> 
> This guy appears to be too small to know about PDF. He's probably the
> kind of guy who believes "DTP" is synonymous with "Pagemaker", and
> "computer" is synonymous with "Windows." I've seen slightly larger
> publishing and printing houses (those big enough to do books and
> magazines, not just flyers) totally dependent on Postscript, and now PDF.
> They actually buy Postscript fonts costing lots of money, and do all
> their page composition and galley proofs using high-end Postscript
> engines, and distinguish between Postscript fonts optimised for different
> printing engines (high speed printing presses and your "heavy duty" HP
> laser printer will need different optimised versions of fonts to get the
> same image), and so on. Quite a few of them use Macs for the back-end
> work.
> 
> And these guys never use PageMaker on Windows. Many of them use Quark
> Express, some use Frame Maker, etc.
> 
> Shuvam


i tend to disagree on some issues here. PDF has commoditized postscript,
and bridged the 'digital divide' between the advanced users and
beginners. as a macintosh user since 1984 i can tell you through
first-hand experience that since 1997-8, the win doze platform matches
or excels the mac platform for these tasks, and several independent
reports across the world endorse this as well. small-time imagesetting
bureaux across india have become more pdf-savvy and are quite happy to
accept pdf files and output them on film. i know several in delhi alone,
and can point others to you across india, even in non-metro cities like
poona, coimbatore, hyderabad, etc.

fonts optimised for different outputs was critical in the early
eighties. however, with the arrival of font-hinting, both in postcript
and then in truetype fonts, supported in opentype fonts as well, this
issue has become less relevant. it is only an issue today when it comes
to extremely small or extremely large sizes, too rough or too smooth
paper, the finish of the paper, and some peculiarities of a specific
font design. (a dense understanding of ink trapping with respect to
serif designs is required). and a few other issues as well.
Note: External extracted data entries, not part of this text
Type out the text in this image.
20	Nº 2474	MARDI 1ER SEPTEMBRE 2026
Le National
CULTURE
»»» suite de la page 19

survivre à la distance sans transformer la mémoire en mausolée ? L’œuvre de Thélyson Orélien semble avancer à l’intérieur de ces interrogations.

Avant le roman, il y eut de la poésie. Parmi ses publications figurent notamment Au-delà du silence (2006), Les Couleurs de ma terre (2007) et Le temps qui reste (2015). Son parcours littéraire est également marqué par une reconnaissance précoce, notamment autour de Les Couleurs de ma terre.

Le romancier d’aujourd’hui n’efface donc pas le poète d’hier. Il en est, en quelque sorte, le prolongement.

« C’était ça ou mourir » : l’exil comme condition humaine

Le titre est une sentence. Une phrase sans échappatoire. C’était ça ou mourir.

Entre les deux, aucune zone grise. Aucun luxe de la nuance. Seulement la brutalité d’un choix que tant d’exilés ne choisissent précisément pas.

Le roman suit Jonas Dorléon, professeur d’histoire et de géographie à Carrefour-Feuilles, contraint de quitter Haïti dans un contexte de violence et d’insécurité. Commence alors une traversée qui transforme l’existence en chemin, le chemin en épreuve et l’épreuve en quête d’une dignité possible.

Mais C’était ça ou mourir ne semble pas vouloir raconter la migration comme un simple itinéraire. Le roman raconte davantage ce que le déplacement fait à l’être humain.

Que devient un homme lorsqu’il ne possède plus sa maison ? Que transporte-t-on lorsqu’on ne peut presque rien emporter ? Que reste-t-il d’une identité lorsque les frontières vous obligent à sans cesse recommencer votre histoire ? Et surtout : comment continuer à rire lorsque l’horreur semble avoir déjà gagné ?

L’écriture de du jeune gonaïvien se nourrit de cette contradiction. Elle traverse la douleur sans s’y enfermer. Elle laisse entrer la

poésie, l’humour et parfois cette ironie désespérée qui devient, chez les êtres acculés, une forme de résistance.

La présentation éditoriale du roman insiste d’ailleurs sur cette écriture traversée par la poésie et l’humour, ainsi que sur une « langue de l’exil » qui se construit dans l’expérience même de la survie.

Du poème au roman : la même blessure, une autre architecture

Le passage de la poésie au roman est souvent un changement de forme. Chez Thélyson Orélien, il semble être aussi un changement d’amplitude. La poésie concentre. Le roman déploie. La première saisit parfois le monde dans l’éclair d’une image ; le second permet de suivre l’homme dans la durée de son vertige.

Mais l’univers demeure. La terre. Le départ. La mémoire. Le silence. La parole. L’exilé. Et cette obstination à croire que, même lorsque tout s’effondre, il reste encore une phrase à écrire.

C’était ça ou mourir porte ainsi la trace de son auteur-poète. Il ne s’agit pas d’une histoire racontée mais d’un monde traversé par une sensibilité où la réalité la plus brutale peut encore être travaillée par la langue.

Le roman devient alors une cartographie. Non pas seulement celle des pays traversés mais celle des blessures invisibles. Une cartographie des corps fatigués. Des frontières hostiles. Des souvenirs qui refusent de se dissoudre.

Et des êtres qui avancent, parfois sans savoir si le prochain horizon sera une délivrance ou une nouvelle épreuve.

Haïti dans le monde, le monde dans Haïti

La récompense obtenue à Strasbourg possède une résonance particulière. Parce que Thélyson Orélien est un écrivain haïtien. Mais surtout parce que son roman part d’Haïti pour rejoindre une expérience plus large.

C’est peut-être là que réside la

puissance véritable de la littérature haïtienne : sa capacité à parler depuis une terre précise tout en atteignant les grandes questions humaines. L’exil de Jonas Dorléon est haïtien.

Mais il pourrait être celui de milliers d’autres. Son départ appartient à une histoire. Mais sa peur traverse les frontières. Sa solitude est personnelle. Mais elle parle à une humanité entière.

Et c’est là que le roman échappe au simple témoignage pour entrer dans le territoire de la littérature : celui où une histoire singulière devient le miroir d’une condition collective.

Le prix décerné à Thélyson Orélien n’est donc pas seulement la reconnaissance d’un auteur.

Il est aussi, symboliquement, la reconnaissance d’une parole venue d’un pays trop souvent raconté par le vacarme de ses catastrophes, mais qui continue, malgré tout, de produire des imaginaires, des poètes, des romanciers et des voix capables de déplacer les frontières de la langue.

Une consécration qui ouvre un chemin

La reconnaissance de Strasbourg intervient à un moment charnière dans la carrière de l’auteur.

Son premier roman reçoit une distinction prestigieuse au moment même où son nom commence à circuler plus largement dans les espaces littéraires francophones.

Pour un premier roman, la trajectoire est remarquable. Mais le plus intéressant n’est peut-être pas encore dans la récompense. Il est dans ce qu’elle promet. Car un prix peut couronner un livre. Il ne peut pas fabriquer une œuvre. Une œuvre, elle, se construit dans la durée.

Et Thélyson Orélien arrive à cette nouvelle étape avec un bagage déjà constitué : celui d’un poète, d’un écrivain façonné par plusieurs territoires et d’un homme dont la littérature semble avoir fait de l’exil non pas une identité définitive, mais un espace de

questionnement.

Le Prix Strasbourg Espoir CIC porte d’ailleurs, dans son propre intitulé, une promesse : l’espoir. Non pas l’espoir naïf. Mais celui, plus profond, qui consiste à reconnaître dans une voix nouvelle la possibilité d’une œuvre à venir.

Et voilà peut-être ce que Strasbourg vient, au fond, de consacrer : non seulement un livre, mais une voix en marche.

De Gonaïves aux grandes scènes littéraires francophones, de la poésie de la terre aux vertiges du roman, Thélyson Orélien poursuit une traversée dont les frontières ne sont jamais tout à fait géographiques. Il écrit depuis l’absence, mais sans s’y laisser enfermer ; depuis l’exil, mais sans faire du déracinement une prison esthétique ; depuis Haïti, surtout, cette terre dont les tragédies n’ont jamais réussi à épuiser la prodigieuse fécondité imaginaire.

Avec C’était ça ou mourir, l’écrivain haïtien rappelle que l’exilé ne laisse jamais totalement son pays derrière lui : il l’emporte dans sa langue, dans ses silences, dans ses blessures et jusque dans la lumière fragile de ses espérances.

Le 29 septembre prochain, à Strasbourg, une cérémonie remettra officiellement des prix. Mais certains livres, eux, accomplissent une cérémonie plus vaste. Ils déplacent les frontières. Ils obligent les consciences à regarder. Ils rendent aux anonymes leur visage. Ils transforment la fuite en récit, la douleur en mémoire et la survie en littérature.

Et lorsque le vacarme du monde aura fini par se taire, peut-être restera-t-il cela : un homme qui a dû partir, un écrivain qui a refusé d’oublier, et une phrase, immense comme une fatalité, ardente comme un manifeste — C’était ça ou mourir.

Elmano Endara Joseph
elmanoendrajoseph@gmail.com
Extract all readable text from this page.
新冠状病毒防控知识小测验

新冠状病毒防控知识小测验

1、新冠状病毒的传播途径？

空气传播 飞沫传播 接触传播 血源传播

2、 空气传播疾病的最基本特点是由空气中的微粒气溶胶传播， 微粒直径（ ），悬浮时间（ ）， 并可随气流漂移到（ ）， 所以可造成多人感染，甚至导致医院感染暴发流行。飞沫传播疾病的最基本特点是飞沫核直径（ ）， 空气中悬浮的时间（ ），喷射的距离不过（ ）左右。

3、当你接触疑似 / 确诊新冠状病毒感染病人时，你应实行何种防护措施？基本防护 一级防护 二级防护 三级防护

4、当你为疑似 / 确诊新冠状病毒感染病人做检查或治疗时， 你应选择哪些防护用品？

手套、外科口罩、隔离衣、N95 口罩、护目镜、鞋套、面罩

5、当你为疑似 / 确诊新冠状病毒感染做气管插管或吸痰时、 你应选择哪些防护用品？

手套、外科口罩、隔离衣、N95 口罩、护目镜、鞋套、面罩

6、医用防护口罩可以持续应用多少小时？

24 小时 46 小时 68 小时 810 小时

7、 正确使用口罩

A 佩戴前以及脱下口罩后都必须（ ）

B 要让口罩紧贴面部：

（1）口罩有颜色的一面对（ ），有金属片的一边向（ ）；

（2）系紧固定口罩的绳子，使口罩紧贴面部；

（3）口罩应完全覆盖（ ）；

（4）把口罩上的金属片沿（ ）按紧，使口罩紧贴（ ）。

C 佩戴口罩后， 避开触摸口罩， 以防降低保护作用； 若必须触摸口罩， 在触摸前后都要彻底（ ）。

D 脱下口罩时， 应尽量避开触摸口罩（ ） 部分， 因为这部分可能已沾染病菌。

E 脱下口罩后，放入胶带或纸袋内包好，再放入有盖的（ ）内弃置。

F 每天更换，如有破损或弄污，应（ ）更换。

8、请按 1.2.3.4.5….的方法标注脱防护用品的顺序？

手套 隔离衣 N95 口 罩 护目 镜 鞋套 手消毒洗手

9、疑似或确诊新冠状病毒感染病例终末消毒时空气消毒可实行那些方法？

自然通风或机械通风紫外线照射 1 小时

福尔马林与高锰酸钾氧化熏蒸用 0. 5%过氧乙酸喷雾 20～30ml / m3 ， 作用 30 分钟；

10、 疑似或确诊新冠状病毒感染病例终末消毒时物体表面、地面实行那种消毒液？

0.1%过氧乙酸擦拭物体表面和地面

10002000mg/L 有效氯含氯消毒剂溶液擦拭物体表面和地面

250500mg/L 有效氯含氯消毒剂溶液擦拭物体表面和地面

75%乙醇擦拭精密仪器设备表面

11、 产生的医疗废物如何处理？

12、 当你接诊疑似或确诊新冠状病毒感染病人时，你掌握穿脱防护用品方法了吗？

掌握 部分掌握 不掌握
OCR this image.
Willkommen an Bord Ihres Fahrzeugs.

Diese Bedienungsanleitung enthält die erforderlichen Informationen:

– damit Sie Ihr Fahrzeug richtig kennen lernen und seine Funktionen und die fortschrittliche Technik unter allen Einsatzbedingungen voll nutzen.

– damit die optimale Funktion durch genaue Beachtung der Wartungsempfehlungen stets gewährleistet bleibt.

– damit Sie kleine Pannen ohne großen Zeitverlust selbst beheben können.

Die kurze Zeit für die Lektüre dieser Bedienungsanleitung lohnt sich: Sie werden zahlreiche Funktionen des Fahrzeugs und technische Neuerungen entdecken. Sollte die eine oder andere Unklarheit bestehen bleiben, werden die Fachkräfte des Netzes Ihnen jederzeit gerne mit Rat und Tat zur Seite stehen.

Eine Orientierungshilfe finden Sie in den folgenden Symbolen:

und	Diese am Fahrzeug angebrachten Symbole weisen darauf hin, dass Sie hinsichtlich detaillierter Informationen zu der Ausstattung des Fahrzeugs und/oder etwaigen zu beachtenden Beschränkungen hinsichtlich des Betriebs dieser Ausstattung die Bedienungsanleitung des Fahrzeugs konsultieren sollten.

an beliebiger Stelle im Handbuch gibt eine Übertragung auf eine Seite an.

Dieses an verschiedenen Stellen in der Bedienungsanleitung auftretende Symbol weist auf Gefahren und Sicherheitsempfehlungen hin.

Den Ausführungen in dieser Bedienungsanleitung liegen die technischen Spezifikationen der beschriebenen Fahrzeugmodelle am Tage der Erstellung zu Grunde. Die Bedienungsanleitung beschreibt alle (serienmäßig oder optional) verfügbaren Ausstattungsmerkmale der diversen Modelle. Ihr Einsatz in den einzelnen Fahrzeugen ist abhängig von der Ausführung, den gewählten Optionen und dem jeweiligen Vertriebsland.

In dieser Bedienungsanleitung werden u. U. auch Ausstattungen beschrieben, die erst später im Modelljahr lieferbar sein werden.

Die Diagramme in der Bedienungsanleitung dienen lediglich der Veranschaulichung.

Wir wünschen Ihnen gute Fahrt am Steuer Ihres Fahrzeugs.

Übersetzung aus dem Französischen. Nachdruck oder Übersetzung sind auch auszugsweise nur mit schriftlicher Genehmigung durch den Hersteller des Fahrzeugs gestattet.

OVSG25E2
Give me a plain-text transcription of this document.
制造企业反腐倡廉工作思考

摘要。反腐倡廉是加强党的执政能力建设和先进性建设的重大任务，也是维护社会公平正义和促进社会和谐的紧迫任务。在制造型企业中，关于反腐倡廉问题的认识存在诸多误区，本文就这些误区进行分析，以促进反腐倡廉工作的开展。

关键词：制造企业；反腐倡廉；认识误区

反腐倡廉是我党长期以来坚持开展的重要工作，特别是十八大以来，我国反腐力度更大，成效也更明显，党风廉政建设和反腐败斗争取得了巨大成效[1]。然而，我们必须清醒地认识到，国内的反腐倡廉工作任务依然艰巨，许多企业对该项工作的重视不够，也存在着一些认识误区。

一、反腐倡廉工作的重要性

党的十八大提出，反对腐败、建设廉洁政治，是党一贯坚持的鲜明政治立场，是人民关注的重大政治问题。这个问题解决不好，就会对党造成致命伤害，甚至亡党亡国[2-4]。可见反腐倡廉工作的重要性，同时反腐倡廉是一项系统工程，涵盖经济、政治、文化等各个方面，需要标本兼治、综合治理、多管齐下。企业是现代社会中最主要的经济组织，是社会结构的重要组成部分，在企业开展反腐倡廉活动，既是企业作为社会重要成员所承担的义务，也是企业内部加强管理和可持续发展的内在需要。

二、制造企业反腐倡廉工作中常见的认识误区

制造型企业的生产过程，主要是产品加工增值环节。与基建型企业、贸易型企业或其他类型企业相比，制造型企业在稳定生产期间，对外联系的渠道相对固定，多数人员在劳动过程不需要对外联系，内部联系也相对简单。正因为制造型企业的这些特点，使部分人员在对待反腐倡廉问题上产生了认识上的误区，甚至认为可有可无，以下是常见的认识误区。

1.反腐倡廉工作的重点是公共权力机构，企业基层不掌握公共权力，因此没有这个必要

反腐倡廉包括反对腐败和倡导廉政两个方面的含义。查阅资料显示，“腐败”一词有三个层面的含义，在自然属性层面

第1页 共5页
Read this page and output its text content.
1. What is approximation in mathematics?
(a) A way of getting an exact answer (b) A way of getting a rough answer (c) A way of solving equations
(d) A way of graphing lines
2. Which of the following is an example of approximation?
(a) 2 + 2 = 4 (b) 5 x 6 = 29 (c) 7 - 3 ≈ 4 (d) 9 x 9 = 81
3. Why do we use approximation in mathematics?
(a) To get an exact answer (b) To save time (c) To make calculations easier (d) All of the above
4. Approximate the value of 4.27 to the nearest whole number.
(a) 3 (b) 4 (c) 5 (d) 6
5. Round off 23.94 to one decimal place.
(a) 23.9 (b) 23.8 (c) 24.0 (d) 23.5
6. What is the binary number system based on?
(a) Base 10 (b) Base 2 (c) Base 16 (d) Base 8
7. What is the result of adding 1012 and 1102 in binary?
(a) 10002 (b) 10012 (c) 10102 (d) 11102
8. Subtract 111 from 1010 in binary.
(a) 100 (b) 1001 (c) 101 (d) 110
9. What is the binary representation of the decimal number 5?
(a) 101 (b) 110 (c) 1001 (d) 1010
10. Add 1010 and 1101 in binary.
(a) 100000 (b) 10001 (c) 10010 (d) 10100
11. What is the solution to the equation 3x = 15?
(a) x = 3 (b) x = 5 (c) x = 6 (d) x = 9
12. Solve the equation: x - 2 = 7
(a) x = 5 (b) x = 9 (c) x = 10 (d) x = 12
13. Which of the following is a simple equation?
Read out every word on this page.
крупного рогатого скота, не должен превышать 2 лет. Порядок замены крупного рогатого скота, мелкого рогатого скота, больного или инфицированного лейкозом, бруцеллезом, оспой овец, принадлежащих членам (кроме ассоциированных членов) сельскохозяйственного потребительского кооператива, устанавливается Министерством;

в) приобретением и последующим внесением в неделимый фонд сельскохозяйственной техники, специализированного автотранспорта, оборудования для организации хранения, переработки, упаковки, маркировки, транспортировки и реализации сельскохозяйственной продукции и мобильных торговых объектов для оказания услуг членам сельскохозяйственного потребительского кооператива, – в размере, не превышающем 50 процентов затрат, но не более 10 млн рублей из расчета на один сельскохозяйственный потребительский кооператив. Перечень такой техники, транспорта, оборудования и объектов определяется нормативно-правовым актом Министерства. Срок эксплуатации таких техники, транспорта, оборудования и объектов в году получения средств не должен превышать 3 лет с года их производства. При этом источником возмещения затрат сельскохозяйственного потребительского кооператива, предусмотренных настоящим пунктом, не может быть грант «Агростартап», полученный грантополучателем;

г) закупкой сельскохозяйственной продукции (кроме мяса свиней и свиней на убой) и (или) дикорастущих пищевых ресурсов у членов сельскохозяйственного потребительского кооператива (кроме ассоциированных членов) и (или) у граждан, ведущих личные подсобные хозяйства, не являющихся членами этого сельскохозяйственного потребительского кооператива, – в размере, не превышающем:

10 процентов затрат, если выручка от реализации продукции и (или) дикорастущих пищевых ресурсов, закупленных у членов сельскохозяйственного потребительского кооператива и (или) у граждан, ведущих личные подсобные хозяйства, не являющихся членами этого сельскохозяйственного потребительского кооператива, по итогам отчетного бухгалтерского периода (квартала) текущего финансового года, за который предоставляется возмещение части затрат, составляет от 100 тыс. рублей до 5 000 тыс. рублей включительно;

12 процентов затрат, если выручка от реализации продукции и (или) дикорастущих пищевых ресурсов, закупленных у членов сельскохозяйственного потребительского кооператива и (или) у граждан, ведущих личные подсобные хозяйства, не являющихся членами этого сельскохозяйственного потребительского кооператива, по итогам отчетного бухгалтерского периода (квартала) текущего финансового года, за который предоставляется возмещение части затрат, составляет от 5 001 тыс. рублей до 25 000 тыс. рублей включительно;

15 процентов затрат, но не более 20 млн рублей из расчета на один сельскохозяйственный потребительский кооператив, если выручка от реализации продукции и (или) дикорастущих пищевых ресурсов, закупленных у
sandip just seems to have come across a guy who does not know pdf yet.
he can just call up the yellow pages and find dozens of studios, even
ordinary 'dtp' setups, that can handle his stuff easily.

asia-pacific is pagemaker territory and has a large market-share in
india. the upper-middle tier use quark, but the top-end and the most
sophisticated tool is dominated by indesign. framemaker is a totally
different category of publishing, which i call 'document engineering'
and it is in this space that the opensource TeX competes heavily with
framemaker. do note that TeX is an ecosystem in itself, and has many
tools, software, that cover several vertical segments. most major
distributions of gnulinux come with tools for TeX.

the opensource community finally has scribus, barely 18 months old. i
have used this software somewhat, and find its features comparable to
pagemaker 5.x, quark 4, with some features from pagemaker 6, quark 5,
plus it supports pdf natively. however, imho, i find scribus too
amateurish for the professional community. it may be another 12 months
before something outstanding hits the market. but atleast the process
has started.

sandip, it is possible to do fairly sophisticated page layouts in
openoffice and save them as pdf. a few months ago i created a multi-page
report in openoffice and was quite impressed with its typographic
control and pdf output. i suspect openoffice borrows some concepts from
TeX. for instance, if you type '13th' the 'th' is automatically created
as a superscript, with some good typesetting controls.